Hello friends,
This Sunday as we celebrate the Feast of the Presentation of Our Lord in the Temple, I wanted to take time to highlight the hymns and service music.
Our Processional Hymn is one not often sung, only useable when February 2 falls on a Sunday. It is found in a section of our hymnal for specific Feast Days. The text is a French Catholic hymn from the late 1600s, first written in Latin. It caught the attention of the traditionalist English Tractarians in the mid-1800s. They believed the text to be much older than it actually was, and though its popularity waned in France, it held on in Anglican circles. In the Hymnal 1940, the text was paired with an English Psalm tune.

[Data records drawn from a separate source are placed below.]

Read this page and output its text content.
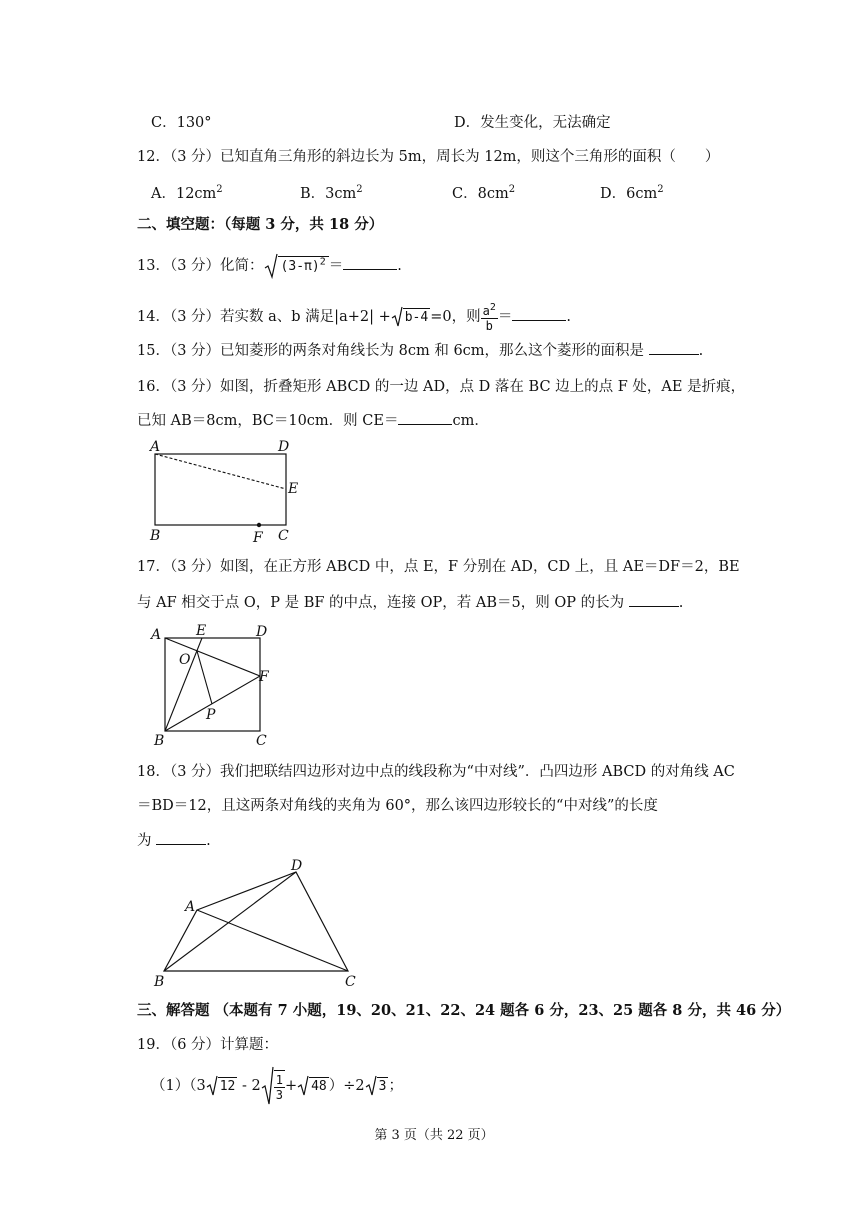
C．130°	D．发生变化，无法确定
12．（3 分）已知直角三角形的斜边长为 5m，周长为 12m，则这个三角形的面积（　　）
A．$12cm^2$	B．$3cm^2$	C．$8cm^2$	D．$6cm^2$
二、填空题：（每题 3 分，共 18 分）
13．（3 分）化简： $(3-\pi)^2$ ＝	.
14．（3 分）若实数 a、b 满足|a+2| + b-4 =0，则 $\frac{a^2}{b}$ ＝	.
15．（3 分）已知菱形的两条对角线长为 8cm 和 6cm，那么这个菱形的面积是	.
16．（3 分）如图，折叠矩形 ABCD 的一边 AD，点 D 落在 BC 边上的点 F 处，AE 是折痕，
已知 AB＝8cm，BC＝10cm．则 CE＝	cm．
A	D
E
B	F C
17．（3 分）如图，在正方形 ABCD 中，点 E，F 分别在 AD，CD 上，且 AE＝DF＝2，BE
与 AF 相交于点 O，P 是 BF 的中点，连接 OP，若 AB＝5，则 OP 的长为	.
A E	D
O
F
P
B	C
18．（3 分）我们把联结四边形对边中点的线段称为“中对线”．凸四边形 ABCD 的对角线 AC
＝BD＝12，且这两条对角线的夹角为 60°，那么该四边形较长的“中对线”的长度
为	.
A
D
B	C
三、解答题 （本题有 7 小题，19、20、21、22、24 题各 6 分，23、25 题各 8 分，共 46 分）
19．（6 分）计算题：
（1）（3 $12 - 2 \frac{1}{3} + 48$ ）÷2 3 ；
第 3 页（共 22 页）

Though it is an unfamiliar tune, I hope you will enjoy it.
Today’s Hymn of the Day, a feature of the Lutheran liturgy, is one of the more versatile hymns in the Hymnal 1982 and Evangelical Lutheran Worship. Textually, this hymn is appropriate for Christmas, Epiphany, Trinity, or can be used as the hymnal editors have placed it, as a general Communion hymn. The tune is based on a French folk song and arranged by the prominent English composer Ralph Vaughan Williams (1872-1958), who was one of the editors of The English Hymnal (1906).
The choirs will be singing a lovely setting of the Nunc dimittis by the late nineteenth-century English composer George Dyson (1883-1964). This work’s text is the Song of Simeon, taken from our Gospel passage today, and the last of the four hymns and canticles found in the beginning of Luke’s gospel (the others being the Song of Zechariah, the Magnificat, and the Gloria in excelsis Deo). The Nunc dimittis is also traditionally the second canticle sung at Evensong services and can be found in the Book of Common Prayer on p. 66 and 120.
The first Communion Hymn, like the Hymn of the Day, is versatile, combining themes of God’s reign with the humility of Christ’s Incarnation. The tune is composed by the Renaissance English composer Thomas Tallis (1505-1585) and is one of his simplest and sweetest hymn tunes.
We are singing another setting of the Nunc dimittis as our second Communion hymn, set to a tune by another Renaissance English composer, Orlando Gibbons (1583-1625). This tune might be familiar, as we also sing it to the text “Thou, who at thy first Eucharist didst pray.”
I’d imagine the Processional Hymn as we go forth is a favorite for many of you and is one of my own personal favorites. The text of Charles Wesley, like many Christian hymns, contains a dual incarnational/eschatological theme; the third stanza contains a profoundly beautiful statement of the Christian hope:
“Finish then thy new creation, pure and spotless let us be;
let us see thy great salvation perfectly restored in thee:
changed from glory into glory, ‘til in heaven we take our place,
‘til we cast our crowns before thee, lost in wonder, love, and praise.”
Finally, the Prelude and Postlude for this Sunday are J.S. Bach’s brilliant Prelude and Fugue in A minor, BWV 543. He demonstrates his mastery and synthesis of the styles of the great North German composers who preceded him in the Prelude, incorporates some Italian gestures in the Fugue, and demonstrates a clear mastery of gestures that are idiomatic to harpsichord and string playing throughout.